Goldstein, Dakos and Samuels exercise control: Opportunity Partners LP,
Calapasas West Partners LP, Full Value Special Situations Fund, LP, Full
Value Partners, LP,  and MCM Opportunity Partners, LP (collectively,
"Bulldog Investors Group of Funds").All other shares included in the
aforementioned 888,790 shares of JEQ beneficially owned by Bulldog
Investors, LLC (solely by virtue of its power to sell or direct the vote
of these shares) are also beneficially owned by clients of Bulldog
Investors, LLC who are not members of any group. The total number of these
"non-group" shares is 551,300 shares (representing 4.12% of JEQ's outstanding
shares).

(b)Bulldog Investors,LLC has sole power to dispose of and vote 377,490 shares.
Bulldog Investors, LLC has shared power to dispose of and vote 551,300 shares.
Certain of Bulldog Investors, LLC's clients (none of whom beneficially own more
than 5% of JEQ's shares) share this power with Bulldog Investors, LLC.  Messrs.
Goldstein, Dakos and Samuels are control persons of Bulldog Investors, LLC.
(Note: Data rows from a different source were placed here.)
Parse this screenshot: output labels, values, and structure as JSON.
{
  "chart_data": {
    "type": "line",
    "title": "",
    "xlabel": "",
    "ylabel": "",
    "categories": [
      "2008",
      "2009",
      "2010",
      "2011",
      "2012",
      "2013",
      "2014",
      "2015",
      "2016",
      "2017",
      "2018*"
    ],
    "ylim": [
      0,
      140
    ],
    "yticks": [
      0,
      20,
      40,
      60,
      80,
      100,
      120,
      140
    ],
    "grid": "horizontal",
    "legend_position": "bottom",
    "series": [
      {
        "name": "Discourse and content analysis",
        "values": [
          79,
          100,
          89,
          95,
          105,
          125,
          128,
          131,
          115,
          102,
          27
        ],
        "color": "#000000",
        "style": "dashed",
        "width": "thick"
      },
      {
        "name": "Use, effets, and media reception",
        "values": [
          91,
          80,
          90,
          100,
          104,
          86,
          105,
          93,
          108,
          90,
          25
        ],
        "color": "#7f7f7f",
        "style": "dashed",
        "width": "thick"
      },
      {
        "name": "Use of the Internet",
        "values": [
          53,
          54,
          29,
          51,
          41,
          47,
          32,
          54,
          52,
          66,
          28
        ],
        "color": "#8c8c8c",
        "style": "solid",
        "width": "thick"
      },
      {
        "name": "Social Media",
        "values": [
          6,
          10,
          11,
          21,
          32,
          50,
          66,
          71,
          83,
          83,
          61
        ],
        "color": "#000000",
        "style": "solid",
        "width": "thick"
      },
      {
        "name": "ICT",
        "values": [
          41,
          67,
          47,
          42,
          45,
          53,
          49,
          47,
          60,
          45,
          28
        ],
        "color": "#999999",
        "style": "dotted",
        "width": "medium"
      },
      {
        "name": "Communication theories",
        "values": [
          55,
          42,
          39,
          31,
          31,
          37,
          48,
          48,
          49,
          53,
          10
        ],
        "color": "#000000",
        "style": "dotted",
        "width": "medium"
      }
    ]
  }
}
c) During the last 60 days the following shares of JEQ were Sold:

Date:		        Shares:		Price:
07/12/18		(500)		8.4100
07/26/18		(796)		8.6613
07/27/18		(650)		8.6400
08/13/18		(980)		8.3098
08/17/18		(2,566)		8.2300
08/20/18		(25,000)	8.2250
08/22/18		(1,000)		8.2530
08/28/18		(10,710)	8.3343
08/30/18		(297)		8.3200
08/31/18		(1,200)		8.3650
09/04/18		(10,500)	8.2800
09/05/18		(1,215)		8.1900
09/07/18		(50,925)	8.1012



d) Clients of Bulldog Investors, LLC are entitled to receive any dividends or
sales proceeds.

e) N/A

ITEM 6. CONTRACTS,ARRANGEMENTS,UNDERSTANDINGS OR RELATIONSHIPS
WITH RESPECT TO SECURITIES OF THE ISSUER.
None

ITEM 7. MATERIAL TO BE FILED AS EXHIBITS
None


After reasonable inquiry and to the best of my knowledge
and belief, I certify that the information set forth in this
statement is true, complete and correct.

Dated: 9/10/18

By: /S/ Phillip Goldstein
Name:   Phillip Goldstein

By: /S/ Andrew Dakos
Name:   Andrew Dakos


By: /S/ Steven Samuels
Name:   Steven Samuels

Bulldog Investors, LLC
By: /s/ Andrew Dakos
Andrew Dakos, Member

Footnote 1: The reporting persons disclaim beneficial ownership except
to the extent of any pecuniary interest therein.